Dois-je à la poésie abandonner la prose
Pour satisfaire tes sens et combler ton émoi,
Me faut-il imprégner le parfum de la rose
D'effluves capiteux pour que tu sois à moi?
Pour que tu sois à moi, vierge je veux renaître,
De ma résurrection l'habitude bannir!
Nu dans ma mémoire, de toi je veux connaître
Renouveau que, séduit, je puis redéfinir.
Je puis redéfinir la fantaisie d'aimer
Pour lui attribuer sa raison d'exister,
La nommer de ton nom, de désir l'enflammer
Pour de toute argutie la voir se désister.
La voir se désister de quelque tempérance
Qui serait frustration pour un triste abstinent,
Car de la modérer ne serait que souffrance!

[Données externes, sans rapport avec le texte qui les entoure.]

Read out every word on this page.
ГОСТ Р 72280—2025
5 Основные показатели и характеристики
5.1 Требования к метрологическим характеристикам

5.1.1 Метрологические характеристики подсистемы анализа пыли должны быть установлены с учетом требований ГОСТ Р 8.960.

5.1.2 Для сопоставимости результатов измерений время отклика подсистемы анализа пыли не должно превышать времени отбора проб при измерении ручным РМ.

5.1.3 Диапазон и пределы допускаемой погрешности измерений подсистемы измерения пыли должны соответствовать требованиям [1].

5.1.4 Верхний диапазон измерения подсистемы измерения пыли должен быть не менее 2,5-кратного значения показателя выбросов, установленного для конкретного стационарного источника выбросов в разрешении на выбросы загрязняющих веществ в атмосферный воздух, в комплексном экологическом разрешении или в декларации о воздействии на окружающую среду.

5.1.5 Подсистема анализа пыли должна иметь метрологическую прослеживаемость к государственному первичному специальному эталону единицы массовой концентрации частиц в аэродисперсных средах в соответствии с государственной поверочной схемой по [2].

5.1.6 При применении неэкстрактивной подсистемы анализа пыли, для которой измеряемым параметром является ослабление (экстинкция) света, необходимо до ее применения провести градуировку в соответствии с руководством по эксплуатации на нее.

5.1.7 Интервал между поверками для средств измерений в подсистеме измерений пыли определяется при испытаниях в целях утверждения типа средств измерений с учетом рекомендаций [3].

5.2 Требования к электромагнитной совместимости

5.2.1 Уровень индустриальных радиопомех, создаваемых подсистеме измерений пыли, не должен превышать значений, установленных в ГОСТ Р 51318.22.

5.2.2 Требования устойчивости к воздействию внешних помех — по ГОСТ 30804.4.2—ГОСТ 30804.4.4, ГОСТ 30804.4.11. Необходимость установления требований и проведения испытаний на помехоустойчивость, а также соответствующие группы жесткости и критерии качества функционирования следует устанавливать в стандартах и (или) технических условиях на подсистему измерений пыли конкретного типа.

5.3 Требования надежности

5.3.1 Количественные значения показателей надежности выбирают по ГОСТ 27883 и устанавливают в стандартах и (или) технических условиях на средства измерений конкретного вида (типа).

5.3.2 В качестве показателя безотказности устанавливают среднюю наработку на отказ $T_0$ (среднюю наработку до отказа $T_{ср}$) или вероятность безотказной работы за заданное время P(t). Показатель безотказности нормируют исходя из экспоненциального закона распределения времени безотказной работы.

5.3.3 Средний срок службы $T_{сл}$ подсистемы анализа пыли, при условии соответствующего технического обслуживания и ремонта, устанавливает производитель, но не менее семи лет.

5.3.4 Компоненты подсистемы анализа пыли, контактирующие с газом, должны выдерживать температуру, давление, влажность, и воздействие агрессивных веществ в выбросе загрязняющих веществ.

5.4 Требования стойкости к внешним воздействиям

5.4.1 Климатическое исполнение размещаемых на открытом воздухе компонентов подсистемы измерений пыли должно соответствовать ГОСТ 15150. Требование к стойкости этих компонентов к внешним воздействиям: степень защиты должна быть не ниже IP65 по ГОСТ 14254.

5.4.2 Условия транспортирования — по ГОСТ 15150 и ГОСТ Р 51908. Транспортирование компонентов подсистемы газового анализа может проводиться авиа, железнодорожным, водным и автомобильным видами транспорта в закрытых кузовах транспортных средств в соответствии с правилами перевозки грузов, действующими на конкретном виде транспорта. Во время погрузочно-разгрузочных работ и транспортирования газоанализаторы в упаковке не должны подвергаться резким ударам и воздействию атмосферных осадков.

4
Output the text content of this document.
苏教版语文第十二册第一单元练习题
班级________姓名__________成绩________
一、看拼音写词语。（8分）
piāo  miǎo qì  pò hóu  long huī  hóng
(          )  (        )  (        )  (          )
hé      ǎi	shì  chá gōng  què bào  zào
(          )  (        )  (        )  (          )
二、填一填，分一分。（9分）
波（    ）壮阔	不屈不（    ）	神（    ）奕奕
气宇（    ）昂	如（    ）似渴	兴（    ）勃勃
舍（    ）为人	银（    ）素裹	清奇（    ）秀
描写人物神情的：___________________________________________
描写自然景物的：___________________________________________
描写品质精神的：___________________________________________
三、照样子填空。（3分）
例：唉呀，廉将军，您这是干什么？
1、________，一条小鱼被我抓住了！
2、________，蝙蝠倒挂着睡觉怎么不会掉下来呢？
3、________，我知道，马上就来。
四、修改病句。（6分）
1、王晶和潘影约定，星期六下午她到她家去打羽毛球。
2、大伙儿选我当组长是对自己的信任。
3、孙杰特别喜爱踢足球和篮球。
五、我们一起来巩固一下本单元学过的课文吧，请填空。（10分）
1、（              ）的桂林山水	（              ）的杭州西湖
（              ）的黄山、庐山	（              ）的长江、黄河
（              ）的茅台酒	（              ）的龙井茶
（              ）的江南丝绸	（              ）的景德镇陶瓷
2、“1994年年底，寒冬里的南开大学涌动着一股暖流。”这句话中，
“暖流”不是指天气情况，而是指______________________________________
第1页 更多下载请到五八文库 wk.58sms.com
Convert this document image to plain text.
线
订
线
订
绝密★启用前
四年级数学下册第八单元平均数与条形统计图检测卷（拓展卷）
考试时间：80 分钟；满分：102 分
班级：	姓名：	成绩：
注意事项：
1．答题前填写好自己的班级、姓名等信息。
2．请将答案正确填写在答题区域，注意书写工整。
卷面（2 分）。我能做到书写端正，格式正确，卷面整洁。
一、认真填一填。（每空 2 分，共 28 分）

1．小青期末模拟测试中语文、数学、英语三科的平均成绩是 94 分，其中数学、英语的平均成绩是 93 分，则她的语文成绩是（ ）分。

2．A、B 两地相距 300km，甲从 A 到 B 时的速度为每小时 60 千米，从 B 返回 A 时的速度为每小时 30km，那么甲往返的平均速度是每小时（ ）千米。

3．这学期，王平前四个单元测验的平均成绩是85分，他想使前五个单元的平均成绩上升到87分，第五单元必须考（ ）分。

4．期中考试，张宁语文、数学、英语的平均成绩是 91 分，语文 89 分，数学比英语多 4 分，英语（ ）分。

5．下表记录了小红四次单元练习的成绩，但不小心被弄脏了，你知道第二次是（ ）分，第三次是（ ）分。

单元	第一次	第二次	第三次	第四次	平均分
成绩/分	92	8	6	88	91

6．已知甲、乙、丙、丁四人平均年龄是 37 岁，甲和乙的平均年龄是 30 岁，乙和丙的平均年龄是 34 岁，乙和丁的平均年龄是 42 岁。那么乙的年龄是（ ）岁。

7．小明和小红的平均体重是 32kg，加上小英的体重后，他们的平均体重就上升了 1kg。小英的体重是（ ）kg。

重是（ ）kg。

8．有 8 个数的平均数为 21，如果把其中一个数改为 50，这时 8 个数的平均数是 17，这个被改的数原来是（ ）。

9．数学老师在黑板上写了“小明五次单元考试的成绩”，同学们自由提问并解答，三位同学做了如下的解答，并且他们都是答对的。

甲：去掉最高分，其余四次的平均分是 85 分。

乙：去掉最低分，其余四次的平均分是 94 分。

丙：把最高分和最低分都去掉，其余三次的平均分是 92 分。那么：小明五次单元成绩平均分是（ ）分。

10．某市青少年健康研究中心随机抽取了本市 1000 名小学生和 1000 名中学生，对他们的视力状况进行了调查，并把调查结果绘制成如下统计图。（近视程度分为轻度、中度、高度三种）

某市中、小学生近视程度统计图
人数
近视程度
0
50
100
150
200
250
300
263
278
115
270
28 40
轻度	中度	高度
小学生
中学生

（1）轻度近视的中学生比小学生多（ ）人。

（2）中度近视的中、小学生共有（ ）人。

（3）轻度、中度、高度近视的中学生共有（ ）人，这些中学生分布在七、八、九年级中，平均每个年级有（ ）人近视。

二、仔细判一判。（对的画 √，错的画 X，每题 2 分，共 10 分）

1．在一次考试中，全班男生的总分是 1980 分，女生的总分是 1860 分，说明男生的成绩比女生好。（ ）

Alors, nous retarder serait-ce pertinent?
Serait-ce pertinent d'ainsi m'abandonner
A la patience, débonnaire et esclave,
D'attendre quand nos corps aspirent à donner
Naissance à un bonheur qui ne connait entrave?
Ne connait entrave? Insolent il se nomme,
Déjà il jubile et exigence est sa loi!
Belle, tu es femme, moi je ne suis qu'un homme,
Partage ma folie et donne-toi à moi!